Not every patient needs a joint aspiration. If you have a classic presentation (sudden, severe pain in the big toe with elevated uric acid and inflammatory markers), many doctors will diagnose gout based on the clinical picture and blood work alone. Joint aspiration becomes more important when the diagnosis is uncertain, the joint involved is unusual for gout, or infection needs to be ruled out.
What Your Uric Acid Target Looks Like
If you’ve been diagnosed with gout and started on medication to lower uric acid, your doctor will use repeat blood tests to track whether your levels are reaching the target. The widely accepted goal is to get serum uric acid below 6 mg/dL (360 μmol/L). For patients who have visible deposits of uric acid under the skin, called tophi, the target is more aggressive: below 5 mg/dL (300 μmol/L). Staying below these thresholds allows existing crystals in the joints to gradually dissolve, which reduces the frequency and severity of flares over time.

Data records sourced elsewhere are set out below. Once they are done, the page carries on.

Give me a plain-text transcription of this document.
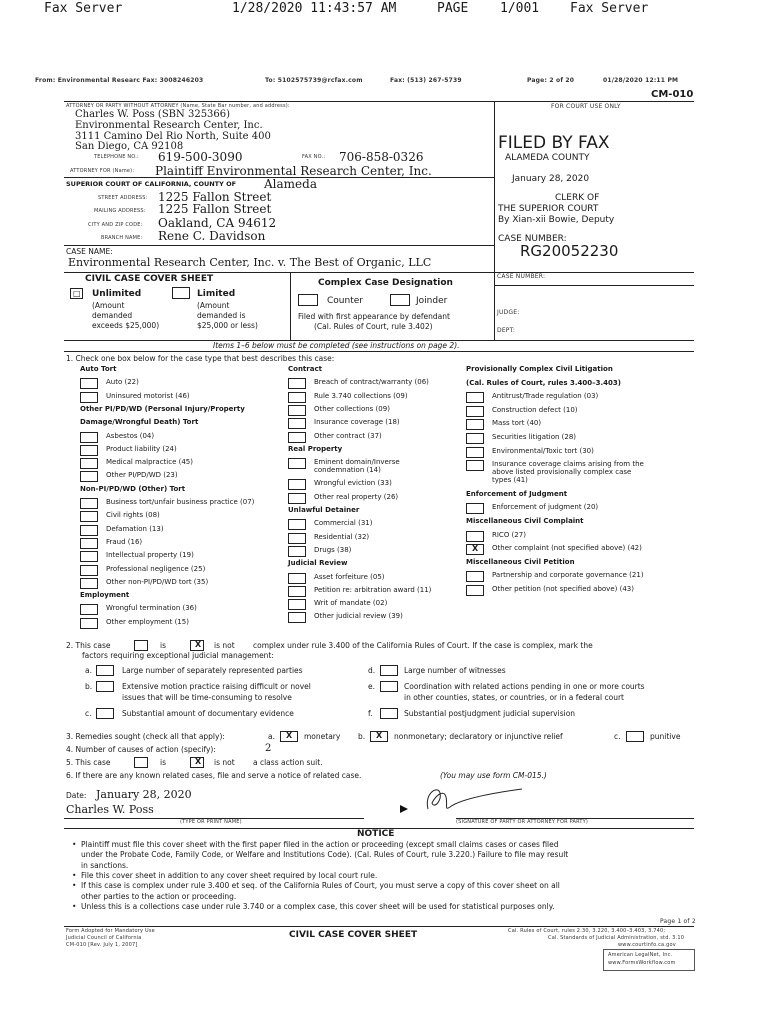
Fax Server	1/28/2020 11:43:57 AM	PAGE 1/001 Fax Server
From: Environmental Researc Fax: 3008246203	To: 5102575739@rcfax.com	Fax: (513) 267-5739	Page: 2 of 20	01/28/2020 12:11 PM
CM-010
ATTORNEY OR PARTY WITHOUT ATTORNEY (Name, State Bar number, and address):	FOR COURT USE ONLY
Charles W. Poss (SBN 325366)
Environmental Research Center, Inc.
3111 Camino Del Rio North, Suite 400
San Diego, CA 92108
TELEPHONE NO.: 619-500-3090	FAX NO.: 706-858-0326
ATTORNEY FOR (Name): Plaintiff Environmental Research Center, Inc.
SUPERIOR COURT OF CALIFORNIA, COUNTY OF Alameda
STREET ADDRESS: 1225 Fallon Street
MAILING ADDRESS: 1225 Fallon Street
CITY AND ZIP CODE: Oakland, CA 94612
BRANCH NAME: Rene C. Davidson
FILED BY FAX
ALAMEDA COUNTY
January 28, 2020
CLERK OF
THE SUPERIOR COURT
By Xian-xii Bowie, Deputy
CASE NUMBER:
RG20052230
CASE NAME:
Environmental Research Center, Inc. v. The Best of Organic, LLC
CIVIL CASE COVER SHEET
□ Unlimited
(Amount
demanded
exceeds $25,000)
Limited
(Amount
demanded is
$25,000 or less)
Complex Case Designation
Counter	Joinder
Filed with first appearance by defendant
(Cal. Rules of Court, rule 3.402)
CASE NUMBER:
JUDGE:
DEPT:
Items 1–6 below must be completed (see instructions on page 2).
1. Check one box below for the case type that best describes this case:
Auto Tort
Auto (22)
Uninsured motorist (46)
Other PI/PD/WD (Personal Injury/Property
Damage/Wrongful Death) Tort
Asbestos (04)
Product liability (24)
Medical malpractice (45)
Other PI/PD/WD (23)
Non-PI/PD/WD (Other) Tort
Business tort/unfair business practice (07)
Civil rights (08)
Defamation (13)
Fraud (16)
Intellectual property (19)
Professional negligence (25)
Other non-PI/PD/WD tort (35)
Employment
Wrongful termination (36)
Other employment (15)
Contract
Breach of contract/warranty (06)
Rule 3.740 collections (09)
Other collections (09)
Insurance coverage (18)
Other contract (37)
Real Property
Eminent domain/Inverse
condemnation (14)
Wrongful eviction (33)
Other real property (26)
Unlawful Detainer
Commercial (31)
Residential (32)
Drugs (38)
Judicial Review
Asset forfeiture (05)
Petition re: arbitration award (11)
Writ of mandate (02)
Other judicial review (39)
Provisionally Complex Civil Litigation
(Cal. Rules of Court, rules 3.400–3.403)
Antitrust/Trade regulation (03)
Construction defect (10)
Mass tort (40)
Securities litigation (28)
Environmental/Toxic tort (30)
Insurance coverage claims arising from the
above listed provisionally complex case
types (41)
Enforcement of Judgment
Enforcement of judgment (20)
Miscellaneous Civil Complaint
RICO (27)
X Other complaint (not specified above) (42)
Miscellaneous Civil Petition
Partnership and corporate governance (21)
Other petition (not specified above) (43)
2. This case	is	X is not complex under rule 3.400 of the California Rules of Court. If the case is complex, mark the
factors requiring exceptional judicial management:
a.	Large number of separately represented parties
b.	Extensive motion practice raising difficult or novel
issues that will be time-consuming to resolve
c.	Substantial amount of documentary evidence
d.	Large number of witnesses
e.	Coordination with related actions pending in one or more courts
in other counties, states, or countries, or in a federal court
f.	Substantial postjudgment judicial supervision
3. Remedies sought (check all that apply):	a. X monetary b. X nonmonetary; declaratory or injunctive relief	c.	punitive
4. Number of causes of action (specify):	2
5. This case	is	X is not a class action suit.
6. If there are any known related cases, file and serve a notice of related case.	(You may use form CM-015.)
Date: January 28, 2020
Charles W. Poss
(TYPE OR PRINT NAME)	(SIGNATURE OF PARTY OR ATTORNEY FOR PARTY)
NOTICE
• Plaintiff must file this cover sheet with the first paper filed in the action or proceeding (except small claims cases or cases filed
under the Probate Code, Family Code, or Welfare and Institutions Code). (Cal. Rules of Court, rule 3.220.) Failure to file may result
in sanctions.
• File this cover sheet in addition to any cover sheet required by local court rule.
• If this case is complex under rule 3.400 et seq. of the California Rules of Court, you must serve a copy of this cover sheet on all
other parties to the action or proceeding.
• Unless this is a collections case under rule 3.740 or a complex case, this cover sheet will be used for statistical purposes only.
Page 1 of 2
Form Adopted for Mandatory Use
Judicial Council of California
CM-010 [Rev. July 1, 2007]
CIVIL CASE COVER SHEET	Cal. Rules of Court, rules 2.30, 3.220, 3.400–3.403, 3.740;
Cal. Standards of Judicial Administration, std. 3.10
www.courtinfo.ca.gov
American LegalNet, Inc.
www.FormsWorkflow.com
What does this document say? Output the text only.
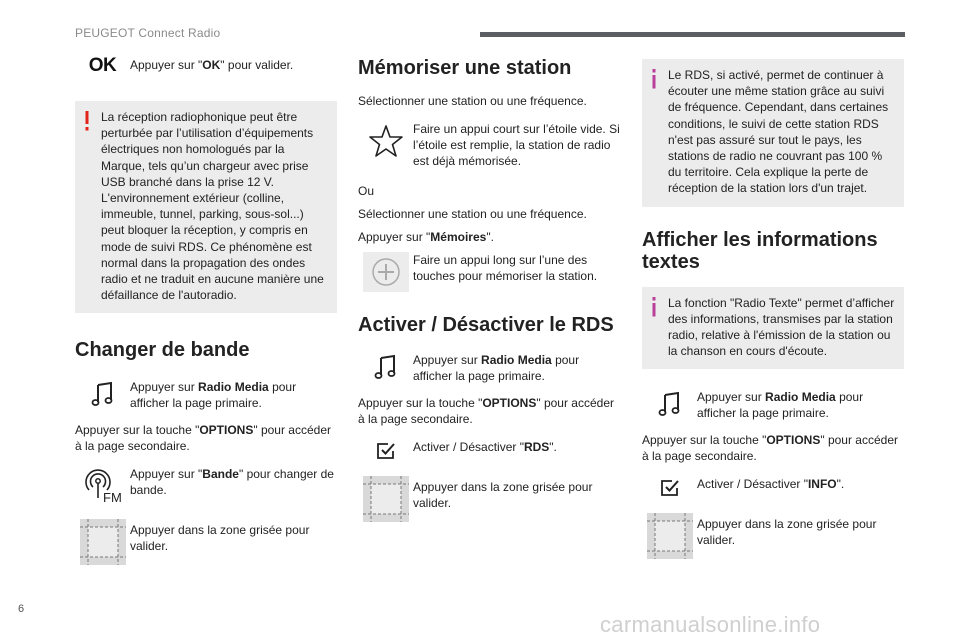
PEUGEOT Connect Radio
6
carmanualsonline.info
OK Appuyer sur "OK" pour valider.

La réception radiophonique peut être perturbée par l’utilisation d’équipements électriques non homologués par la Marque, tels qu’un chargeur avec prise USB branché dans la prise 12 V. L'environnement extérieur (colline, immeuble, tunnel, parking, sous-sol...) peut bloquer la réception, y compris en mode de suivi RDS. Ce phénomène est normal dans la propagation des ondes radio et ne traduit en aucune manière une défaillance de l'autoradio.
Changer de bande

Appuyer sur Radio Media pour afficher la page primaire.

Appuyer sur la touche "OPTIONS" pour accéder à la page secondaire.

FM

Appuyer sur "Bande" pour changer de bande.

Appuyer dans la zone grisée pour valider.

Mémoriser une station

Sélectionner une station ou une fréquence.

Faire un appui court sur l’étoile vide. Si l’étoile est remplie, la station de radio est déjà mémorisée.

Ou

Sélectionner une station ou une fréquence.

Appuyer sur "Mémoires".

Faire un appui long sur l’une des touches pour mémoriser la station.

Activer / Désactiver le RDS

Appuyer sur Radio Media pour afficher la page primaire.

Appuyer sur la touche "OPTIONS" pour accéder à la page secondaire.

Activer / Désactiver "RDS".

Appuyer dans la zone grisée pour valider.

Le RDS, si activé, permet de continuer à écouter une même station grâce au suivi de fréquence. Cependant, dans certaines conditions, le suivi de cette station RDS n'est pas assuré sur tout le pays, les stations de radio ne couvrant pas 100 % du territoire. Cela explique la perte de réception de la station lors d'un trajet.
Afficher les informations textes
La fonction "Radio Texte" permet d’afficher des informations, transmises par la station radio, relative à l'émission de la station ou la chanson en cours d'écoute.

Appuyer sur Radio Media pour afficher la page primaire.

Appuyer sur la touche "OPTIONS" pour accéder à la page secondaire.

Activer / Désactiver "INFO".

Appuyer dans la zone grisée pour valider.
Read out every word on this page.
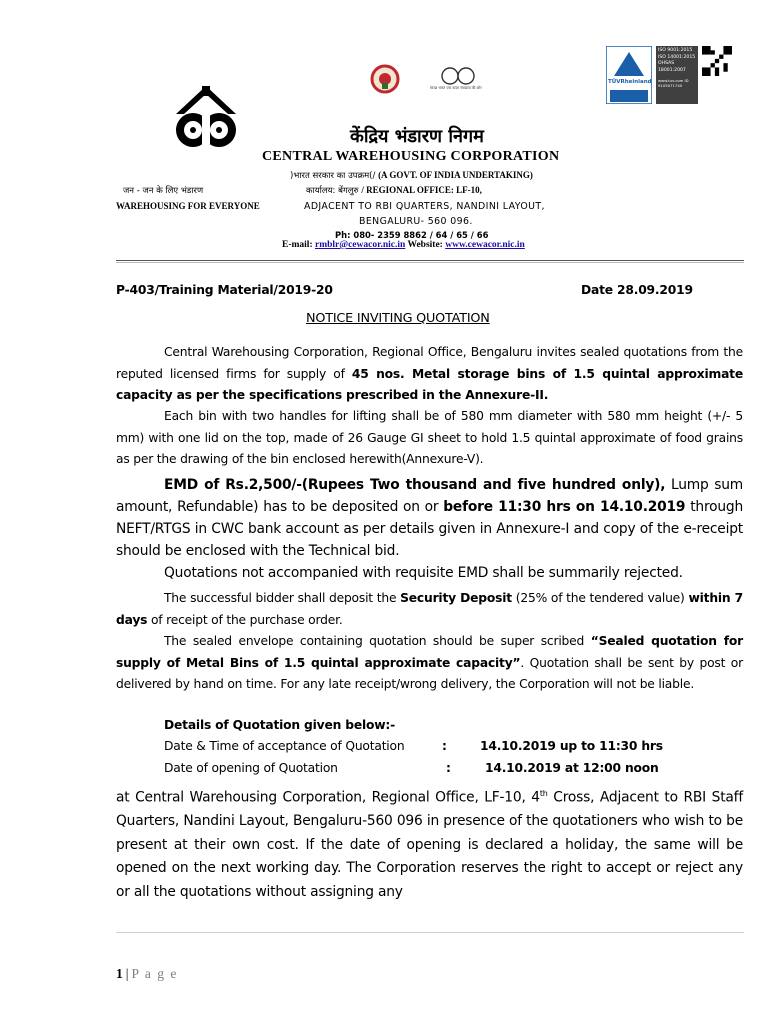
स्वच्छ भारत एक कदम स्वच्छता की ओर
TÜVRheinland
ISO 9001:2015
ISO 14001:2015
OHSAS
18001:2007
www.tuv.com ID 9105071740
केंद्रिय भंडारण निगम
CENTRAL WAREHOUSING CORPORATION
)भारत सरकार का उपक्रम(/ (A GOVT. OF INDIA UNDERTAKING)
जन - जन के लिए भंडारण	कार्यालय: बेंगलुरु / REGIONAL OFFICE: LF-10,
WAREHOUSING FOR EVERYONE	ADJACENT TO RBI QUARTERS, NANDINI LAYOUT,
BENGALURU- 560 096.
Ph: 080- 2359 8862 / 64 / 65 / 66
E-mail: rmblr@cewacor.nic.in Website: www.cewacor.nic.in
P-403/Training Material/2019-20	Date 28.09.2019
NOTICE INVITING QUOTATION

Central Warehousing Corporation, Regional Office, Bengaluru invites sealed quotations from the reputed licensed firms for supply of 45 nos. Metal storage bins of 1.5 quintal approximate capacity as per the specifications prescribed in the Annexure-II.

Each bin with two handles for lifting shall be of 580 mm diameter with 580 mm height (+/- 5 mm) with one lid on the top, made of 26 Gauge GI sheet to hold 1.5 quintal approximate of food grains as per the drawing of the bin enclosed herewith(Annexure-V).

EMD of Rs.2,500/-(Rupees Two thousand and five hundred only), Lump sum amount, Refundable) has to be deposited on or before 11:30 hrs on 14.10.2019 through NEFT/RTGS in CWC bank account as per details given in Annexure-I and copy of the e-receipt should be enclosed with the Technical bid.

Quotations not accompanied with requisite EMD shall be summarily rejected.

The successful bidder shall deposit the Security Deposit (25% of the tendered value) within 7 days of receipt of the purchase order.

The sealed envelope containing quotation should be super scribed “Sealed quotation for supply of Metal Bins of 1.5 quintal approximate capacity”. Quotation shall be sent by post or delivered by hand on time. For any late receipt/wrong delivery, the Corporation will not be liable.

Details of Quotation given below:-
Date & Time of acceptance of Quotation	:	14.10.2019 up to 11:30 hrs
Date of opening of Quotation	:	14.10.2019 at 12:00 noon

at Central Warehousing Corporation, Regional Office, LF-10, 4th Cross, Adjacent to RBI Staff Quarters, Nandini Layout, Bengaluru-560 096 in presence of the quotationers who wish to be present at their own cost. If the date of opening is declared a holiday, the same will be opened on the next working day. The Corporation reserves the right to accept or reject any or all the quotations without assigning any

1 | P a g e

This is a treat-to-target approach, meaning your medication dose gets adjusted based on your blood test results, similar to how blood pressure medication is titrated. You’ll typically get uric acid levels checked every few weeks during dose adjustments, then every few months once you’ve hit your target.
Timing Your Blood Test
If you’re getting tested for the first time during a painful flare, understand that the result may not reflect your true baseline. A normal reading during a flare doesn’t rule out gout, and a very high reading during a flare might be somewhat lower once the inflammation settles. For the most accurate picture of your usual uric acid level, testing works best when you haven’t had a flare for at least two to four weeks.
Certain medications can also skew results. Diuretics (water pills) commonly prescribed for blood pressure tend to raise uric acid. Low-dose aspirin has the same effect. If you’re taking either, mention it before your test so your doctor can interpret the number in context.